Anfang August ließ die faschistische „Lega“-Partei um Innenminister Mateo Salvini die Koalition mit der „Fünf-Sterne-Bewegung“ platzen. Das Ziel war es, nach Neuwahlen selbst die Regierung zu stellen. Doch nun hat sich die „Fünf-Sterne-Bewegung“ mit dem „Partito Democratico“ auf eine neue Regierung geeinigt. Selbst Salvini hatte sich diesen Opportunismus nicht vorstellen können. – Ein Kommentar von Tim Losowski

Am Donnerstag ist in Italien die neue Regierung vereidigt worden. Sie setzt sich zusammen aus der rechten Sammlungspartei „Fünf-Sterne-Bewegung“ und der sozialdemokratischen „Partito Democratico“. Außerdem wird ihre Mehrheit im Parlament noch von der links-sozialdemokratischen Abspaltung „Liberi e Uguali“ getragen.
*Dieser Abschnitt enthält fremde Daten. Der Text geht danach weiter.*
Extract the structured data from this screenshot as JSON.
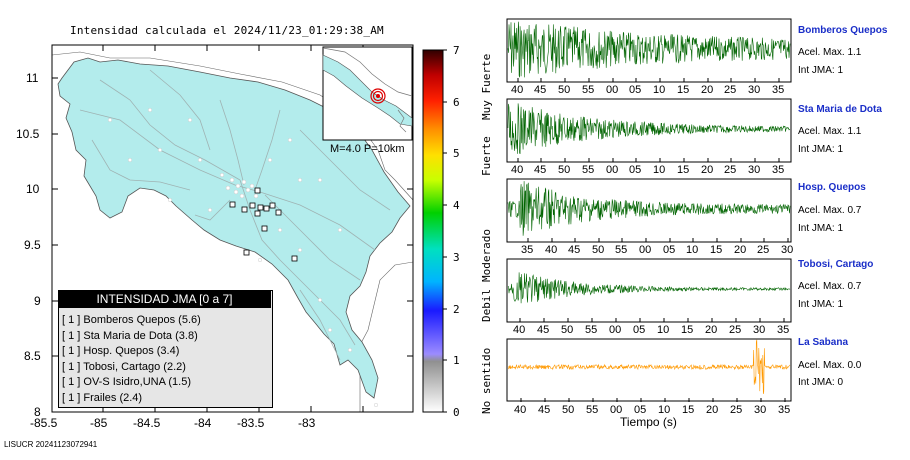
{
  "title": "Intensidad calculada el 2024/11/23_01:29:38_AM",
  "footer_id": "LISUCR 20241123072941",
  "map": {
    "lon_ticks": [
      "-85.5",
      "-85",
      "-84.5",
      "-84",
      "-83.5",
      "-83"
    ],
    "lat_ticks": [
      "11",
      "10.5",
      "10",
      "9.5",
      "9",
      "8.5",
      "8"
    ],
    "inset_label": "M=4.0 P=10km",
    "land_color": "#b3ecec"
  },
  "colorbar": {
    "ticks": [
      "0",
      "1",
      "2",
      "3",
      "4",
      "5",
      "6",
      "7"
    ],
    "labels": [
      "No sentido",
      "Debil",
      "Moderado",
      "Fuerte",
      "Muy Fuerte"
    ]
  },
  "legend": {
    "title": "INTENSIDAD JMA [0 a 7]",
    "items": [
      "[ 1 ]  Bomberos Quepos (5.6)",
      "[ 1 ]  Sta Maria de Dota (3.8)",
      "[ 1 ]  Hosp. Quepos (3.4)",
      "[ 1 ]  Tobosi, Cartago (2.2)",
      "[ 1 ]  OV-S Isidro,UNA (1.5)",
      "[ 1 ]  Frailes (2.4)"
    ]
  },
  "xlabel": "Tiempo (s)",
  "stations": [
    {
      "name": "Bomberos Quepos",
      "acel": "Acel. Max. 1.1",
      "jma": "Int JMA: 1",
      "color": "#006400",
      "ticks": [
        "40",
        "45",
        "50",
        "55",
        "00",
        "05",
        "10",
        "15",
        "20",
        "25",
        "30",
        "35"
      ]
    },
    {
      "name": "Sta Maria de Dota",
      "acel": "Acel. Max. 1.1",
      "jma": "Int JMA: 1",
      "color": "#006400",
      "ticks": [
        "40",
        "45",
        "50",
        "55",
        "00",
        "05",
        "10",
        "15",
        "20",
        "25",
        "30",
        "35"
      ]
    },
    {
      "name": "Hosp. Quepos",
      "acel": "Acel. Max. 0.7",
      "jma": "Int JMA: 1",
      "color": "#006400",
      "ticks": [
        "35",
        "40",
        "45",
        "50",
        "55",
        "00",
        "05",
        "10",
        "15",
        "20",
        "25",
        "30"
      ]
    },
    {
      "name": "Tobosi, Cartago",
      "acel": "Acel. Max. 0.7",
      "jma": "Int JMA: 1",
      "color": "#006400",
      "ticks": [
        "40",
        "45",
        "50",
        "55",
        "00",
        "05",
        "10",
        "15",
        "20",
        "25",
        "30",
        "35"
      ]
    },
    {
      "name": "La Sabana",
      "acel": "Acel. Max. 0.0",
      "jma": "Int JMA: 0",
      "color": "#ff9900",
      "ticks": [
        "40",
        "45",
        "50",
        "55",
        "00",
        "05",
        "10",
        "15",
        "20",
        "25",
        "30",
        "35"
      ]
    }
  ]
}
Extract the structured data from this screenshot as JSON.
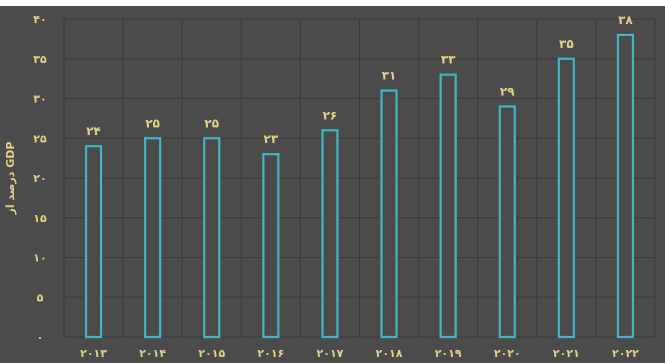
{
  "colors": {
    "background": "#4b4b4b",
    "grid": "#3a3a3a",
    "bar_stroke": "#43b6c4",
    "bar_fill": "#4b4b4b",
    "text": "#e3d18a"
  },
  "chart_data": {
    "type": "bar",
    "title": "",
    "xlabel": "",
    "ylabel": "درصد از GDP",
    "ylim": [
      0,
      40
    ],
    "yticks": [
      0,
      5,
      10,
      15,
      20,
      25,
      30,
      35,
      40
    ],
    "ytick_labels": [
      "۰",
      "۵",
      "۱۰",
      "۱۵",
      "۲۰",
      "۲۵",
      "۳۰",
      "۳۵",
      "۴۰"
    ],
    "grid": true,
    "legend": "none",
    "categories": [
      "۲۰۱۳",
      "۲۰۱۴",
      "۲۰۱۵",
      "۲۰۱۶",
      "۲۰۱۷",
      "۲۰۱۸",
      "۲۰۱۹",
      "۲۰۲۰",
      "۲۰۲۱",
      "۲۰۲۲"
    ],
    "values": [
      24,
      25,
      25,
      23,
      26,
      31,
      33,
      29,
      35,
      38
    ],
    "value_labels": [
      "۲۴",
      "۲۵",
      "۲۵",
      "۲۳",
      "۲۶",
      "۳۱",
      "۳۳",
      "۲۹",
      "۳۵",
      "۳۸"
    ]
  }
}
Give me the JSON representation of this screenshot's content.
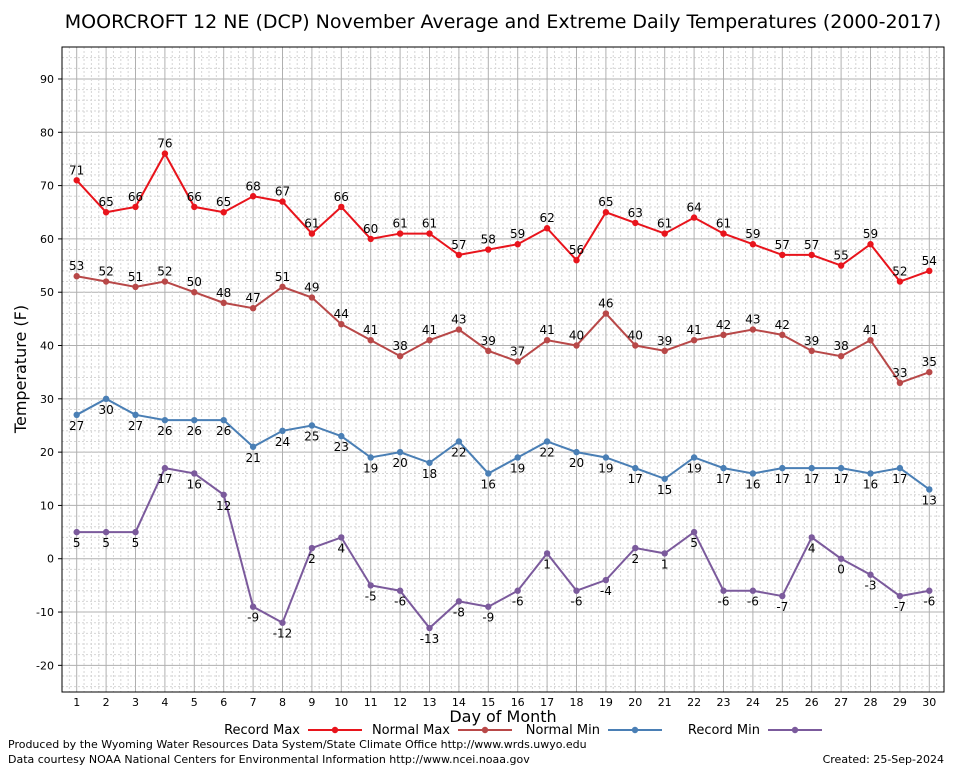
{
  "chart_data": {
    "type": "line",
    "title": "MOORCROFT 12 NE (DCP) November Average and Extreme Daily Temperatures (2000-2017)",
    "xlabel": "Day of Month",
    "ylabel": "Temperature (F)",
    "x": [
      1,
      2,
      3,
      4,
      5,
      6,
      7,
      8,
      9,
      10,
      11,
      12,
      13,
      14,
      15,
      16,
      17,
      18,
      19,
      20,
      21,
      22,
      23,
      24,
      25,
      26,
      27,
      28,
      29,
      30
    ],
    "xlim": [
      0.5,
      30.5
    ],
    "ylim": [
      -25,
      96
    ],
    "yticks": [
      -20,
      -10,
      0,
      10,
      20,
      30,
      40,
      50,
      60,
      70,
      80,
      90
    ],
    "grid": true,
    "legend_position": "bottom",
    "series": [
      {
        "name": "Record Max",
        "color": "#e8141c",
        "label_position": "above",
        "values": [
          71,
          65,
          66,
          76,
          66,
          65,
          68,
          67,
          61,
          66,
          60,
          61,
          61,
          57,
          58,
          59,
          62,
          56,
          65,
          63,
          61,
          64,
          61,
          59,
          57,
          57,
          55,
          59,
          52,
          54
        ]
      },
      {
        "name": "Normal Max",
        "color": "#b84848",
        "label_position": "above",
        "values": [
          53,
          52,
          51,
          52,
          50,
          48,
          47,
          51,
          49,
          44,
          41,
          38,
          41,
          43,
          39,
          37,
          41,
          40,
          46,
          40,
          39,
          41,
          42,
          43,
          42,
          39,
          38,
          41,
          33,
          35
        ]
      },
      {
        "name": "Normal Min",
        "color": "#4a7fb5",
        "label_position": "below",
        "values": [
          27,
          30,
          27,
          26,
          26,
          26,
          21,
          24,
          25,
          23,
          19,
          20,
          18,
          22,
          16,
          19,
          22,
          20,
          19,
          17,
          15,
          19,
          17,
          16,
          17,
          17,
          17,
          16,
          17,
          13
        ]
      },
      {
        "name": "Record Min",
        "color": "#7b5a9c",
        "label_position": "below",
        "values": [
          5,
          5,
          5,
          17,
          16,
          12,
          -9,
          -12,
          2,
          4,
          -5,
          -6,
          -13,
          -8,
          -9,
          -6,
          1,
          -6,
          -4,
          2,
          1,
          5,
          -6,
          -6,
          -7,
          4,
          0,
          -3,
          -7,
          -6
        ]
      }
    ]
  },
  "footer": {
    "line1": "Produced by the Wyoming Water Resources Data System/State Climate Office http://www.wrds.uwyo.edu",
    "line2": "Data courtesy NOAA National Centers for Environmental Information http://www.ncei.noaa.gov",
    "created": "Created:  25-Sep-2024"
  }
}
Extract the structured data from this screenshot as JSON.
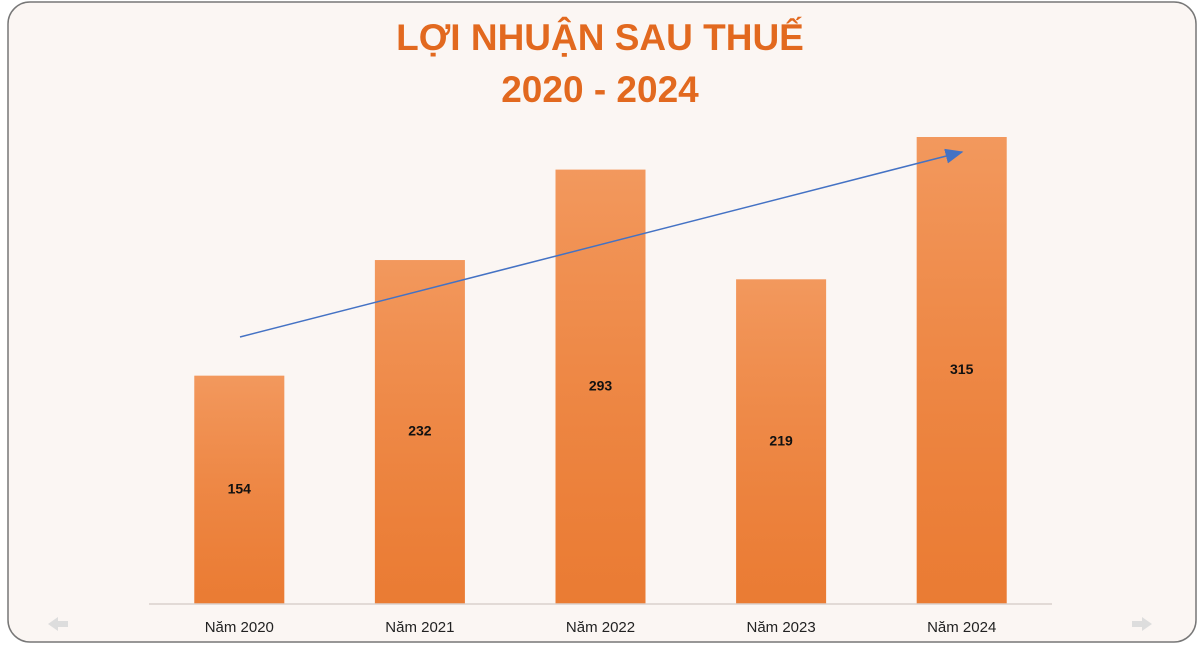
{
  "chart_data": {
    "type": "bar",
    "title": "LỢI NHUẬN SAU THUẾ",
    "subtitle": "2020 - 2024",
    "categories": [
      "Năm 2020",
      "Năm 2021",
      "Năm 2022",
      "Năm 2023",
      "Năm 2024"
    ],
    "values": [
      154,
      232,
      293,
      219,
      315
    ],
    "color": "#f0823a",
    "data_labels": true
  }
}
Die wichtigsten Personalien:

  • Ministerpräsident bleibt Guiseppe Conte. Er hatte in der vergangenen Regierung die Aufgabe, beide Lager zusammenzuhalten. Mittlerweile ist er zum beliebtesten Politiker Italiens aufgestiegen. Er ist Jurist und gilt als Bürokrat.
  • Außenminister wird Fünf-Sterne-Chef Luigi Di Maio.
  • Innenministerin wird die Mailänder Präfektin Luciana Lamorgese. Sie ist eine Bürokratin, die seit 40 Jahren für den Staat arbeitet und schon an Regierungen verschiedener Richtungen beteiligt war. Es ist nicht davon auszugehen, dass sie die rechten „Sicherheitsgesetze“ des ehemaligen Innenministers Salvini abschafft.
  • Finanzminister wird der 53-jährige Roberto Gualtieri, ein Wunschkandidat der EU. So freute sich die zukünftige EZB-Chefin Christine Lagarde über seine Ernennung: Sie sei „zum Wohle Europas“.

Regierung der Opportunisten

Es ist schon erstaunlich, wie offen opportunistisch sich PolitikerInnen verhalten können, wenn es um Machterhalt bzw. die Gewinnung von Macht geht. So war die „Partito Democratico“ (PD) für die „Movimento 5 Stelle“ (M5S –Fünf-Sterne-Bewegung) eigentlich der Inbegriff der „politischen Kaste“, gegen die sich die Partei überhaupt erst gegründet hat.

Und tatsächlich hatte die PD beispielsweise das Technokratenkabinett von Mateo Monti gestützt, das 2011 von der Troika eingesetzt worden war und in Italien einen arbeiterInnenfeindlichen Sparkurs durchsetzte. Umgekehrt wetterte die PD in der Vergangenheit regelmäßig gegen die Fünf-Sterne-Bewegung wegen ihres „Populismus“.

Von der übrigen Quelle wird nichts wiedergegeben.